Review of The Prowler

The Prowler (1951)
7/10
The Stalker
16 May 2017
Warning: Spoilers
There's been a slew of bad cops in film noir, but none quite like Webb Garwood (Van Heflin) in "The Prowler." He's the cop no woman ever wants to call when she needs help. You might say he's a prowler cop, or better still a glorified stalker.

But alone at midnight in her big hacienda, and frightened by a possible peeping tom, it's Susan Gilvray's (Evelyn Keyes) fate to call for the police. This is Garwood's Entry. Cocky, smug, indifferent, intimidating, womanizing, his looming presence and prowess accentuated in the dead-of-night shadows by his tight-fitting black uniform, he comes on more like a sneaky Nazi than a law enforcer.

It's obvious that Garwood is not Frank Chambers (John Garfield) in "The Postman Always Rings Twice," whose single motive, despite the plot twists in the end, is to win over the beautiful wife of a much older, doddering, roadside burger joint owner. No Garwood here almost instantly sizes up the whole situation in a few minutes. His master plan is for the possession of a wife, the defeat of her rich, radio celeb husband, who he immediately names a wimp to his rescuing knight, and to seize from him the means of financing his dream Las Vegas motor court.
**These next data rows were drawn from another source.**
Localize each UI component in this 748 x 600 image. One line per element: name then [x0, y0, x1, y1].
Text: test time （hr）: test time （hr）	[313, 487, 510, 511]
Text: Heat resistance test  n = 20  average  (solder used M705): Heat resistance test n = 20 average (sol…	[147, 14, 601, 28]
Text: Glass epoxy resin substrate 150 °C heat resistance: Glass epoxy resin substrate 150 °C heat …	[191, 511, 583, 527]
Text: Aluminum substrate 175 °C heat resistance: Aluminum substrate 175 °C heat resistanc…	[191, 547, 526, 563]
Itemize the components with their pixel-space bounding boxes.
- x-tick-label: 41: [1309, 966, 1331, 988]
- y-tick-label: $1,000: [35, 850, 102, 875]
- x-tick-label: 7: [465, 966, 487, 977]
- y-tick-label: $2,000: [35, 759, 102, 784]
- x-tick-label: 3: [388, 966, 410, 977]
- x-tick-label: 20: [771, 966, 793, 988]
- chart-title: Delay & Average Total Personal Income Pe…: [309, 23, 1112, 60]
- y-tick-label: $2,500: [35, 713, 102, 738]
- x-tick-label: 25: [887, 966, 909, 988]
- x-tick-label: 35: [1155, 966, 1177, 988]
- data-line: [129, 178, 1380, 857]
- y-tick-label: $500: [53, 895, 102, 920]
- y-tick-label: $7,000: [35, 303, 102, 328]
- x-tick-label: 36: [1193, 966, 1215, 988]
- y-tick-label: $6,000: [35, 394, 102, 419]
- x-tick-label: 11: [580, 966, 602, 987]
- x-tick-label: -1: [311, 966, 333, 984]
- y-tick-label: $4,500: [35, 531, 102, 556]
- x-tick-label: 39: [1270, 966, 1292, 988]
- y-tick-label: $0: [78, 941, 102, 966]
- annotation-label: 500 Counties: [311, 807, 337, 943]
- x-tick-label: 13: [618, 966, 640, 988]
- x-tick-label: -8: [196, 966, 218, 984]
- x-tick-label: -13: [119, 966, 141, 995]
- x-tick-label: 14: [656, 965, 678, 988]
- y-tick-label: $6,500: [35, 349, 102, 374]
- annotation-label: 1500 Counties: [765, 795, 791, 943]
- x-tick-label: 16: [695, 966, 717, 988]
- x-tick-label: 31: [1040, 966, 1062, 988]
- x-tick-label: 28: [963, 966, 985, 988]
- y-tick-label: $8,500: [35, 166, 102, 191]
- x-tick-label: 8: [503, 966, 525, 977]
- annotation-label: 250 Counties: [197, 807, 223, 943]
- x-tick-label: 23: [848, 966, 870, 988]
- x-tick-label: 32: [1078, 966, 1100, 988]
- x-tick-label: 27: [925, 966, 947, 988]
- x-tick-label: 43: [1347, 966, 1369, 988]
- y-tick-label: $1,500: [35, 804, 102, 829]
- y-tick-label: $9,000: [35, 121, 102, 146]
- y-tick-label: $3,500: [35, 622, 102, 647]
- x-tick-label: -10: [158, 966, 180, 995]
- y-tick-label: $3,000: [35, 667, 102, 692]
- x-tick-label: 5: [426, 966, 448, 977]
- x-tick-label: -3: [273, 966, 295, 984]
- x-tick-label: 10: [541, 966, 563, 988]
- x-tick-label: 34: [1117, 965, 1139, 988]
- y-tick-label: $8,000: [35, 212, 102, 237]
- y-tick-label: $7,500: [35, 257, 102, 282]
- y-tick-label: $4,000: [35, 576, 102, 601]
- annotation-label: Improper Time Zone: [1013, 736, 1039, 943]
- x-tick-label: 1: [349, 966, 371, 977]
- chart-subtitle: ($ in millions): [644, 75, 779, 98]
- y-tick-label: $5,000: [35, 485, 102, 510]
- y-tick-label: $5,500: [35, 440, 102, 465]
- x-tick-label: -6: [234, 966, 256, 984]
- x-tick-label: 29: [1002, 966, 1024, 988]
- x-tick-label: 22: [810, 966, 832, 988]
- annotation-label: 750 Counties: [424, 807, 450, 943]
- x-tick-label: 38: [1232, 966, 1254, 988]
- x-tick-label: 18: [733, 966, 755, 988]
And unlike Frank Chambers, too, he gets no help at all from the young attractive wife. Susan Gilvray (Evelyn Keyes) here is the precise opposite of Lana Turner's femme fatale in "Postman." She is genuine inside and out and incapable of plotting her way out of her marriage. To boot, she is most powerfully herself whenever she sees through and stands strong against Garwood's wiles, intents, and lies. In fact, mostly her relationship with him is underwritten by varying degrees of resistance. If she's a pushover, a dupe, or ingratiating at times, it's either because her character mode has been switched over to plot mode., or because she's up against a man who is well-practiced in the arts of romantic deception, and masculine manipulation.

Garwood is not only in stark contrast to Susan, but to his police partner, Bud Crocker (John Maxwell), his wife Grace, Susan's in-laws, and almost all the characters he encounters. They're generous-spirited and almost saintly by comparison. But, ironically, it is he who lives in the Hotel Angela. Here he has a large muscle-builder poster on his wall (he drinks milk rather than booze), and a dominant black shooting target with a bullet-riveted torso from his champion sharp-shooter days. In this room, he lazes about in self-absorption, toys with his plots, as he does with things like shavers and phone receivers—and Susan herself, whose defeats he celebrates by tossing spitballs into the light globe above his bed, reminiscent of his heroic basketball days.

In short, he's a snark despite his expansive front. He peeps in Susan's windows, he repeatedly alarms her with his police search lights, and he pops into her life on the merest whim. She is nothing more to him than a conquest and a medium to defeat her prestigious husband. The murder he accomplishes and the one he attempts are both too vile for words. And when Susan utterly exposes him, this self-pitying bore can only answer: "I'm no worse than anyone else." In the end, unlike Frank Chamber's (Garfield) "dust you are" lover's death in the presence of a forgiving priest, Garwood gets buried ignominiously in dust. Susan, unlike Cora Smith (Turner), who dies along with her unborn baby, in a car accident, emerges from a traumatic childbirth with a new baby girl companion, the baby that Garwood assumed would be his son. Ha!